Das Sehen entwickelt sich von Geburt an. Bei einem Neugeborenen schärft sich zunächst der Nahbereich von etwa 20 bis 30 Zentimeter. In den ersten Lebenswochen werden langsam Gesichter erkannt. Das Baby lernt das Erfühlte und Geschmeckte zu erkennen. Es beginnt Dinge zu fokussieren, die in Greifweite sind. Bis zum sechsten Lebensmonat kann das Geradestellen beider Augen auf ein Objekt noch schwierig sein und ein Auge kann bei Anstrengung oder Müdigkeit wegrutschen. Wenn sich das beidäugige Sehen entwickelt hat und das Greifen und Fixieren verbessert abläuft, sollten der Blick und die Stellung der Augen gerade bleiben. Auch Dinge in größerer Entfernung werden nun erkannt.
Mit vier Jahren sollte das Kind die volle Sehschärfe entwickelt haben.
Bis ins Teenageralter können wir das komplexe Zusammenspiel von Auge und Gehirn noch beeinflussen. In den ersten 17 Lebensjahren kann die gesunde Entwicklung durch viele Faktoren gestört werden, so dass sich die Fähigkeit guten Sehens niemals richtig ausbildet.
Weder Kleinkinder selbst noch ihre Eltern können das kindliche Sehvermögen sicher beurteilen. Die Eltern können ihre Kinder aber gut beobachten und dabei Auffälligkeiten wahrnehmen. Reagiert das Kind auf optische Reize oder bekannte Gesichter? Greift es daneben, reibt sich häufig die Augen oder kneift sie angestrengt zusammen? Bewegt es sich unsicher und zögerlich im Raum? Diese Informationen und die Untersuchung durch die Orthoptistin helfen uns, mögliche Fehlentwicklungen oder Sehfehler frühestmöglich zu diagnostizieren. Mithilfe verschiedener Untersuchungstechniken können wir selbst bei den kleinsten Patienten wichtige Befunde objektiv erheben.
Kleine Kinder und Säuglinge sollten umgehend zu einer augenärztlich-orthoptischen Untersuchung bei sichtbaren Auffälligkeiten der Augen, wie zum Beispiel Augenzittern, Hornhauttrübungen, weißlichen Pupillen, großen lichtscheuen Augen oder bei Lidveränderungen, hier besonders Hängelidern, welche die Pupille verdecken, oder bei auffälliger Tollpatschigkeit. Auch wenn ein Auge ständig von der Blickrichtung abweicht, sollten Sie keine Zeit verlieren, einen Augenarzt aufzusuchen.

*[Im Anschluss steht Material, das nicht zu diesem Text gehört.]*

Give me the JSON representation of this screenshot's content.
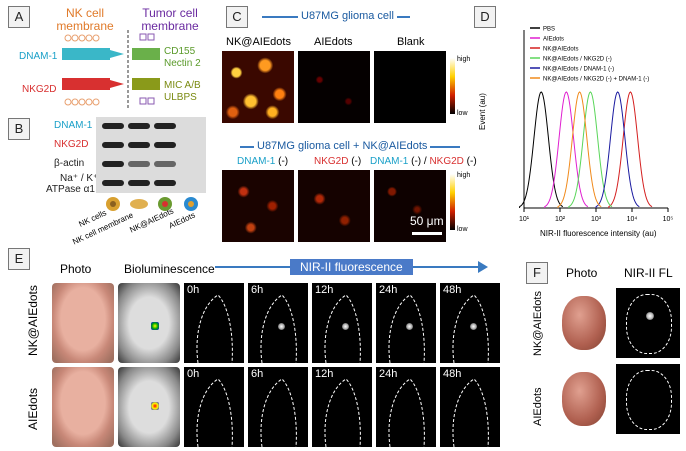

Bei starker Weitsichtigkeit, hoher Hornhautverkrümmung, Schielen oder bekannter Schwachsichtigkeit eines Auges bei mindestens einem Elternteil oder nahen Verwandten sollten Kinder mit einem Jahr bei einem Augenarzt mit Sehschule untersucht werden. Bei angeborenen Augenerkrankungen wie einer Linsentrübung oder dem kindlichen Glaukom in der Familie sollten die Kinder sogar in den ersten Lebensmonaten untersucht werden.
Mittlerweile bieten die meisten Kinderärzte ein Augen-Screening an, bei dem die Symmetrie der Augenstellung, der Pupillen und der Brechkraft untersucht werden kann. Diese Screening-Untersuchungen sind sehr sinnvoll, ersetzen bei Auffälligkeiten aber nicht den Besuch beim Augenarzt.
Vor allem einseitige und geringfügige Abweichungen werden manchmal leider zu spät erkannt. Eine Untersuchung des Kindes beim Augenarzt kann frühzeitig Klarheit über die Erkennung und Behandlung von Augen- und Sehfehlern bringen und die Ausprägung von Sehschwächen bis ins Erwachsenenalter gegebenenfalls verhindern.
Bei starker Fehlsichtigkeit oder beim Schielen unterdrückt das Gehirn den Seheindruck einseitig mit der Konsequenz, dass die Sehleistung des schwächeren Auges immer weiter abnimmt. Wird dies frühzeitig entdeckt, kann das stärkere Auge zeitweise mit einem Augenpflaster abgedeckt werden, um das schwächere Auge zu trainieren (Amblyopiebehandlung). So können beide Augen eine gute Sehkraft entwickeln. Das Training sehschwacher Augen ist nach Abschluss der visuellen Entwicklung nicht mehr möglich.
Spätestens im Alter von drei Jahren sollten auch unverdächtige Kinder zur frühzeitigen Entdeckung eines kleinwinkligen Schielens oder von optischen Brechungsfehlern in der Sehschule vorgestellt werden.